Disponible en Dolby Audio + 7.1 le doublage français plutôt soigné et efficace, réussit à proposer une performance sonore plus qu’honorable et finalement assez proche dans les détails.
Interactivité
Si on excepte le commentaire audio du réalisateur qui s’efforce, sans dévier du contrat de confidentialité, de délivrer quelques réflexions techniques et narratives, les suppléments de l’édition ne se montrent pas d’une franche pertinence.
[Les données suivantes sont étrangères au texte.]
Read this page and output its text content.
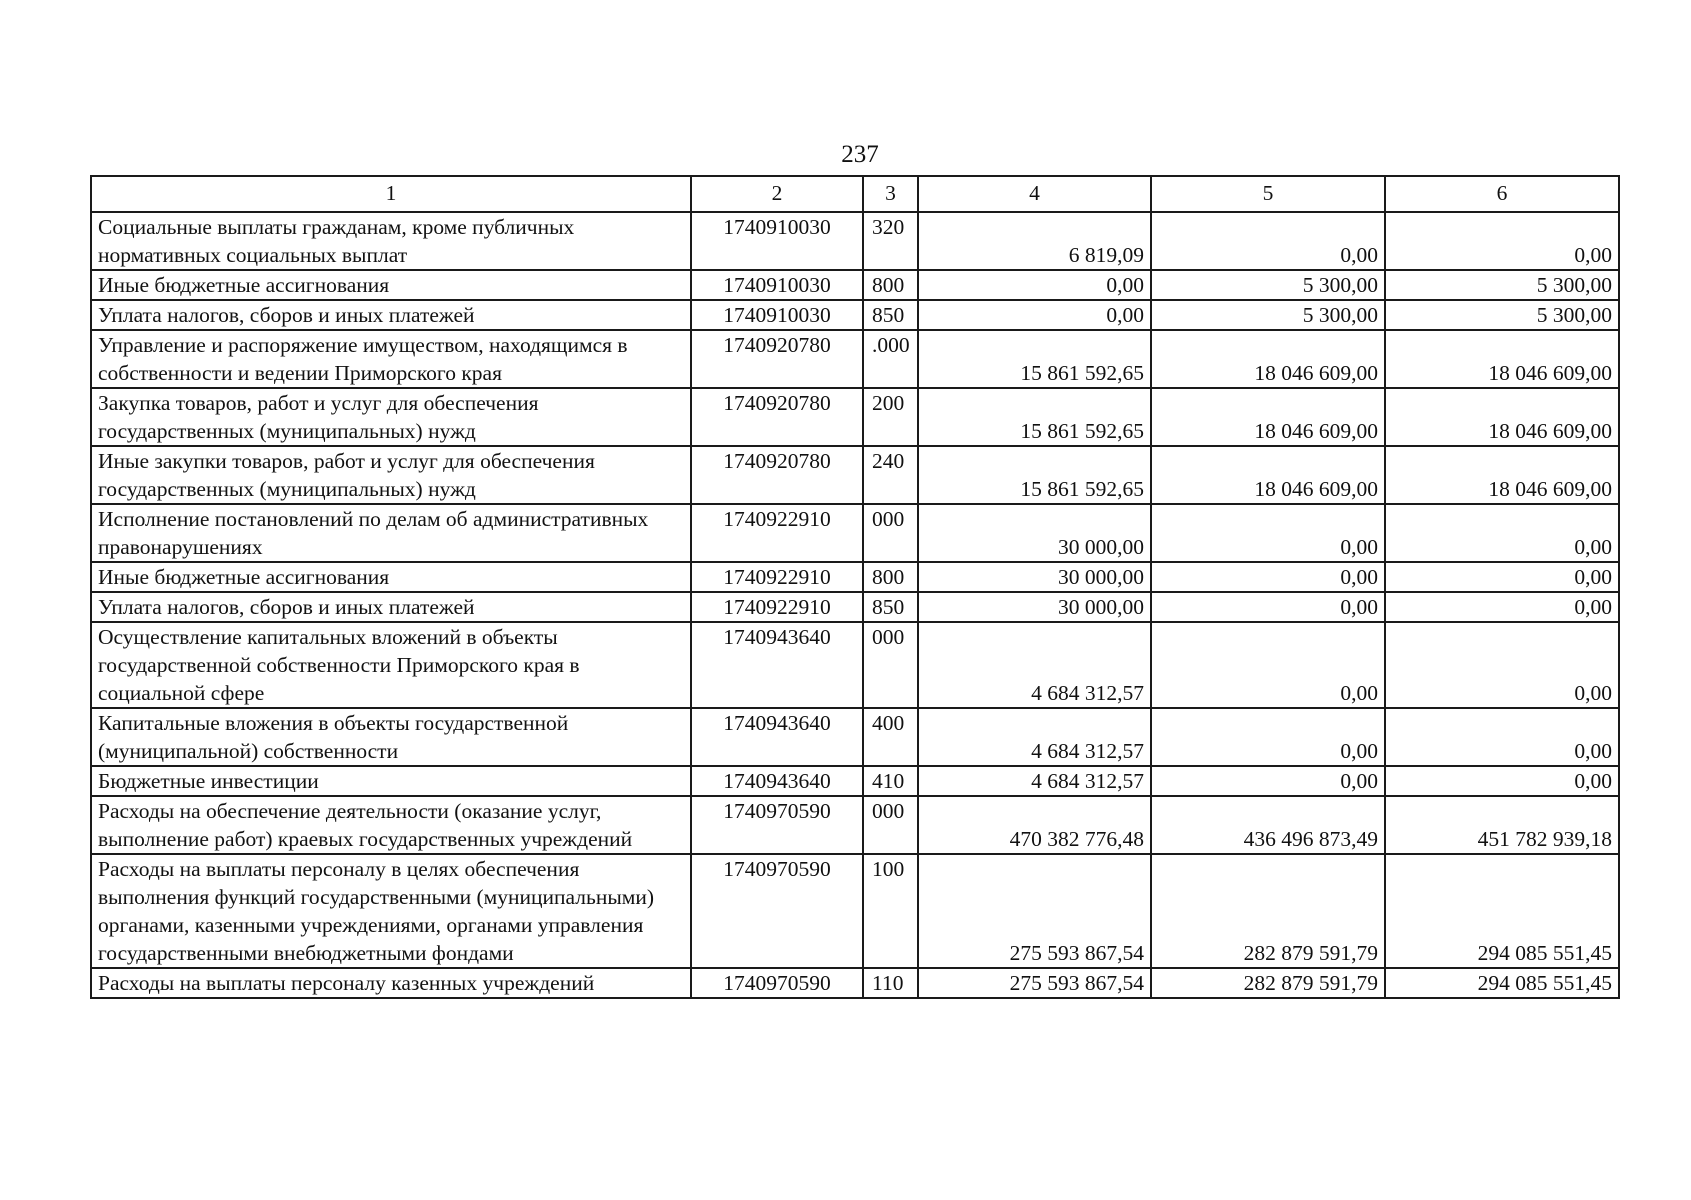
237
1	2	3	4	5	6
Социальные выплаты гражданам, кроме публичных нормативных социальных выплат	1740910030	320	6 819,09	0,00	0,00
Иные бюджетные ассигнования	1740910030	800	0,00	5 300,00	5 300,00
Уплата налогов, сборов и иных платежей	1740910030	850	0,00	5 300,00	5 300,00
Управление и распоряжение имуществом, находящимся в собственности и ведении Приморского края	1740920780	.000	15 861 592,65	18 046 609,00	18 046 609,00
Закупка товаров, работ и услуг для обеспечения государственных (муниципальных) нужд	1740920780	200	15 861 592,65	18 046 609,00	18 046 609,00
Иные закупки товаров, работ и услуг для обеспечения государственных (муниципальных) нужд	1740920780	240	15 861 592,65	18 046 609,00	18 046 609,00
Исполнение постановлений по делам об административных правонарушениях	1740922910	000	30 000,00	0,00	0,00
Иные бюджетные ассигнования	1740922910	800	30 000,00	0,00	0,00
Уплата налогов, сборов и иных платежей	1740922910	850	30 000,00	0,00	0,00
Осуществление капитальных вложений в объекты государственной собственности Приморского края в социальной сфере	1740943640	000	4 684 312,57	0,00	0,00
Капитальные вложения в объекты государственной (муниципальной) собственности	1740943640	400	4 684 312,57	0,00	0,00
Бюджетные инвестиции	1740943640	410	4 684 312,57	0,00	0,00
Расходы на обеспечение деятельности (оказание услуг, выполнение работ) краевых государственных учреждений	1740970590	000	470 382 776,48	436 496 873,49	451 782 939,18
Расходы на выплаты персоналу в целях обеспечения выполнения функций государственными (муниципальными) органами, казенными учреждениями, органами управления государственными внебюджетными фондами	1740970590	100	275 593 867,54	282 879 591,79	294 085 551,45
Расходы на выплаты персоналу казенных учреждений	1740970590	110	275 593 867,54	282 879 591,79	294 085 551,45
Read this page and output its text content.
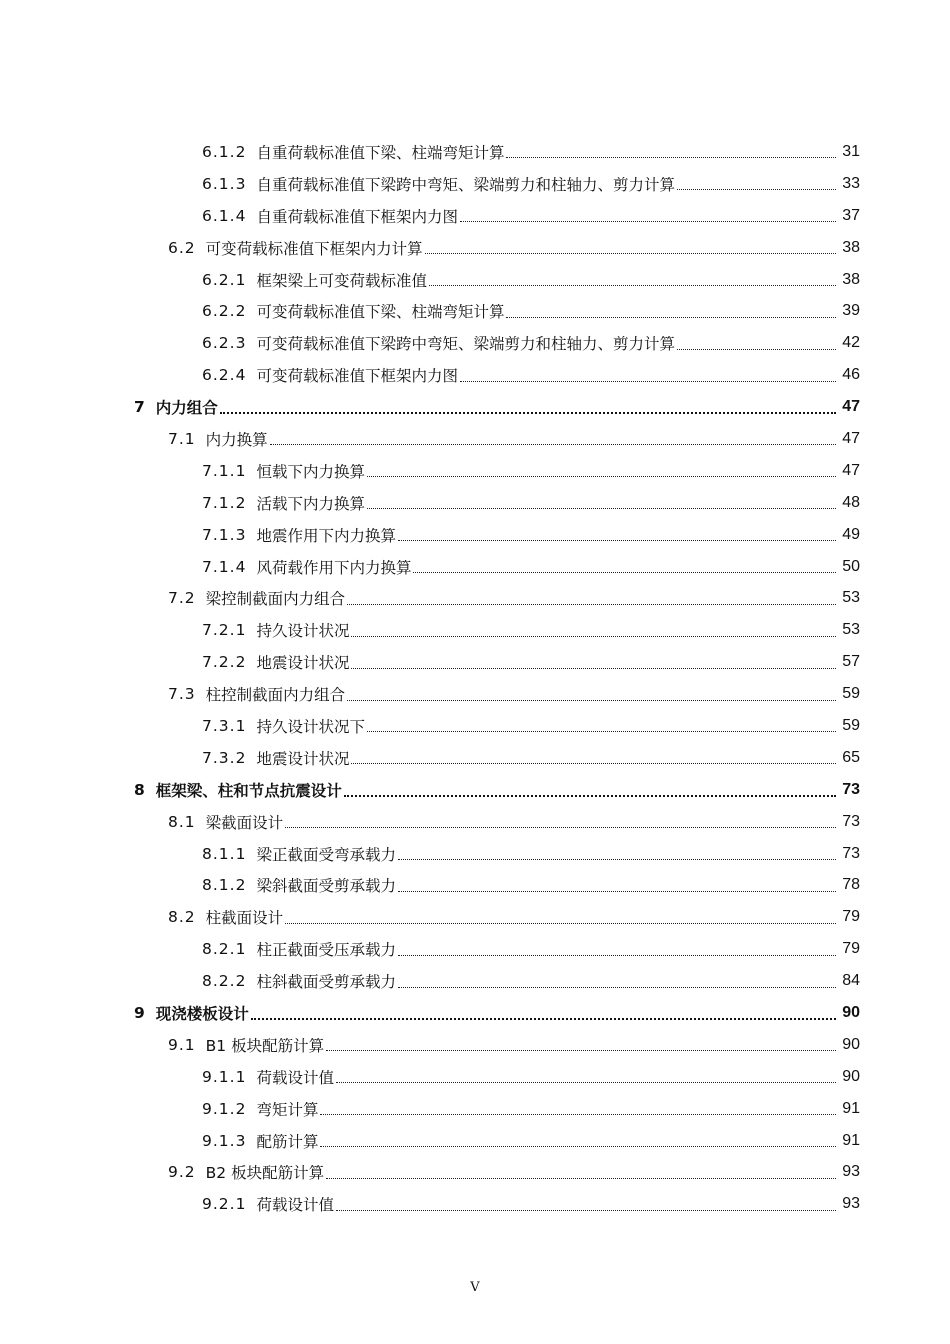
6.1.2 自重荷载标准值下梁、柱端弯矩计算	31
6.1.3 自重荷载标准值下梁跨中弯矩、梁端剪力和柱轴力、剪力计算	33
6.1.4 自重荷载标准值下框架内力图	37
6.2 可变荷载标准值下框架内力计算	38
6.2.1 框架梁上可变荷载标准值	38
6.2.2 可变荷载标准值下梁、柱端弯矩计算	39
6.2.3 可变荷载标准值下梁跨中弯矩、梁端剪力和柱轴力、剪力计算	42
6.2.4 可变荷载标准值下框架内力图	46
7 内力组合	47
7.1 内力换算	47
7.1.1 恒载下内力换算	47
7.1.2 活载下内力换算	48
7.1.3 地震作用下内力换算	49
7.1.4 风荷载作用下内力换算	50
7.2 梁控制截面内力组合	53
7.2.1 持久设计状况	53
7.2.2 地震设计状况	57
7.3 柱控制截面内力组合	59
7.3.1 持久设计状况下	59
7.3.2 地震设计状况	65
8 框架梁、柱和节点抗震设计	73
8.1 梁截面设计	73
8.1.1 梁正截面受弯承载力	73
8.1.2 梁斜截面受剪承载力	78
8.2 柱截面设计	79
8.2.1 柱正截面受压承载力	79
8.2.2 柱斜截面受剪承载力	84
9 现浇楼板设计	90
9.1 B1 板块配筋计算	90
9.1.1 荷载设计值	90
9.1.2 弯矩计算	91
9.1.3 配筋计算	91
9.2 B2 板块配筋计算	93
9.2.1 荷载设计值	93
V
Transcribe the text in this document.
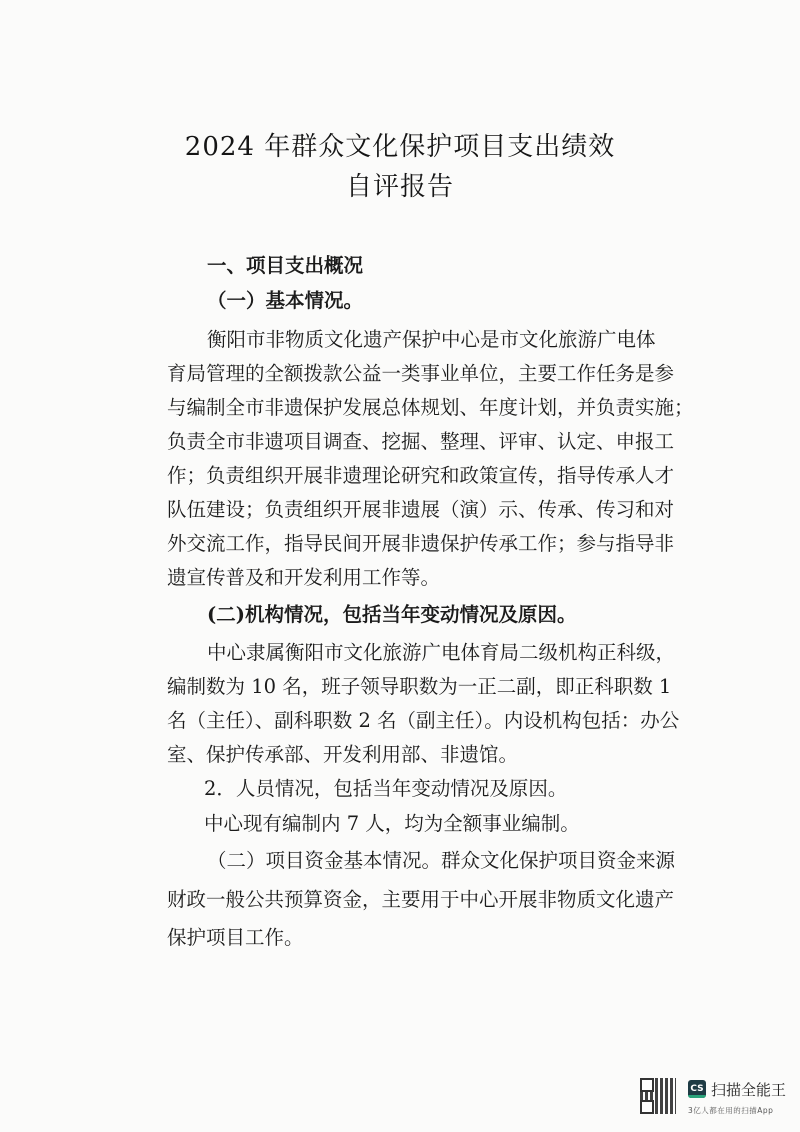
2024 年群众文化保护项目支出绩效
自评报告
一、项目支出概况
（一）基本情况。
衡阳市非物质文化遗产保护中心是市文化旅游广电体
育局管理的全额拨款公益一类事业单位，主要工作任务是参
与编制全市非遗保护发展总体规划、年度计划，并负责实施；
负责全市非遗项目调查、挖掘、整理、评审、认定、申报工
作；负责组织开展非遗理论研究和政策宣传，指导传承人才
队伍建设；负责组织开展非遗展（演）示、传承、传习和对
外交流工作，指导民间开展非遗保护传承工作；参与指导非
遗宣传普及和开发利用工作等。
(二)机构情况，包括当年变动情况及原因。
中心隶属衡阳市文化旅游广电体育局二级机构正科级，
编制数为 10 名，班子领导职数为一正二副，即正科职数 1
名（主任）、副科职数 2 名（副主任）。内设机构包括：办公
室、保护传承部、开发利用部、非遗馆。
2．人员情况，包括当年变动情况及原因。
中心现有编制内 7 人，均为全额事业编制。
（二）项目资金基本情况。群众文化保护项目资金来源
财政一般公共预算资金，主要用于中心开展非物质文化遗产
保护项目工作。
CS 扫描全能王
3亿人都在用的扫描App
Il est certes impressionnant de voir que Florence Pugh est allée elle-même tout en haut du gratte-ciel pour l’ouverture du film, mais le ton général, tout comme dans les deux segments tournés vers les acteurs / personnages du film, restent très léger, corporate et finalement peu informatifs. Rien d’incroyable là-dedans en tous cas. Reste alors un petit bêtisier sympa et deux bouts de scènes coupées (presque des inserts) pour les plus curieux. Il y avait beaucoup mieux à faire certainement.
Liste des bonus
Commentaire audio de Jake Schreier, « Retour de tour du monde », « Constituer une équipe mémorable », « Tout sur Bob, Sentry et The Void », Bêtisier, Scènes coupées.